Le curé rouge a donc fini par être puni par son évêché qui le nomma à Socoa. Lorsqu’il s’y rendit, il eut la surprise de constater qu’il n’y avait dans le hameau ni presbytère ni église. Qu’à cela ne tienne : il en fit construire une. Alors, pour le mettre définitivement au placard, l’évêque l’a envoyé dans un petit village de… Soule.

À lire : Thierry Truffaut, Joaldun et Kaskarot. Des carnavals en Pays basque, éditions Elkar, 2005.

  1. Indépendantiste (littéralement : « amant de la patrie »). Toutes les notes sont de Jef Klak.
  2. Euskadi Ta Askatasuna (Pays basque et liberté), organisation armée basque indépendantiste d’inspiration marxiste née en 1959 et dissoute en 2018.

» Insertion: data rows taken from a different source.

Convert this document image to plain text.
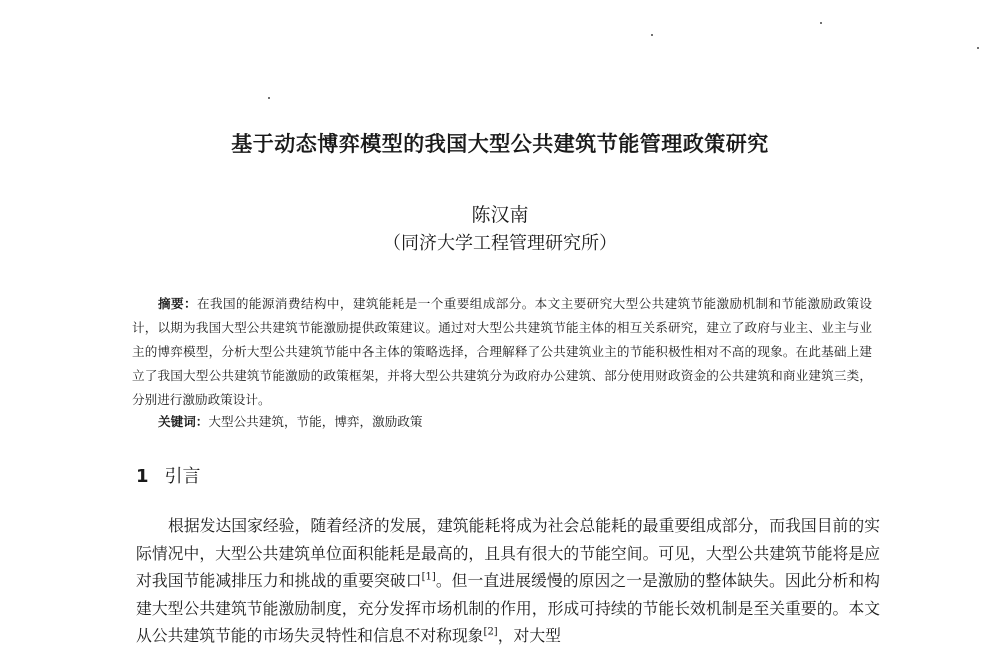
基于动态博弈模型的我国大型公共建筑节能管理政策研究
陈汉南
（同济大学工程管理研究所）
摘要：在我国的能源消费结构中，建筑能耗是一个重要组成部分。本文主要研究大型公共建筑节能激励机制和节能激励政策设计，以期为我国大型公共建筑节能激励提供政策建议。通过对大型公共建筑节能主体的相互关系研究，建立了政府与业主、业主与业主的博弈模型，分析大型公共建筑节能中各主体的策略选择，合理解释了公共建筑业主的节能积极性相对不高的现象。在此基础上建立了我国大型公共建筑节能激励的政策框架，并将大型公共建筑分为政府办公建筑、部分使用财政资金的公共建筑和商业建筑三类，分别进行激励政策设计。
关键词：大型公共建筑，节能，博弈，激励政策
1 引言
根据发达国家经验，随着经济的发展，建筑能耗将成为社会总能耗的最重要组成部分，而我国目前的实际情况中，大型公共建筑单位面积能耗是最高的，且具有很大的节能空间。可见，大型公共建筑节能将是应对我国节能减排压力和挑战的重要突破口[1]。但一直进展缓慢的原因之一是激励的整体缺失。因此分析和构建大型公共建筑节能激励制度，充分发挥市场机制的作用，形成可持续的节能长效机制是至关重要的。本文从公共建筑节能的市场失灵特性和信息不对称现象[2]，对大型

  3. Surnom de Joseba Sarrionandia, écrivain de langue euskara né en 1958. Soupçonné d’appartenir à l’ETA, Sarri est condamné à la prison en 1980 avant de s’évader cinq ans plus tard puis de s’exiler à Cuba. La chanson « Sarri, Sarri » rend hommage à son évasion rocambolesque – il se cacha dans une enceinte lors d’un concert à la prison de Donostia.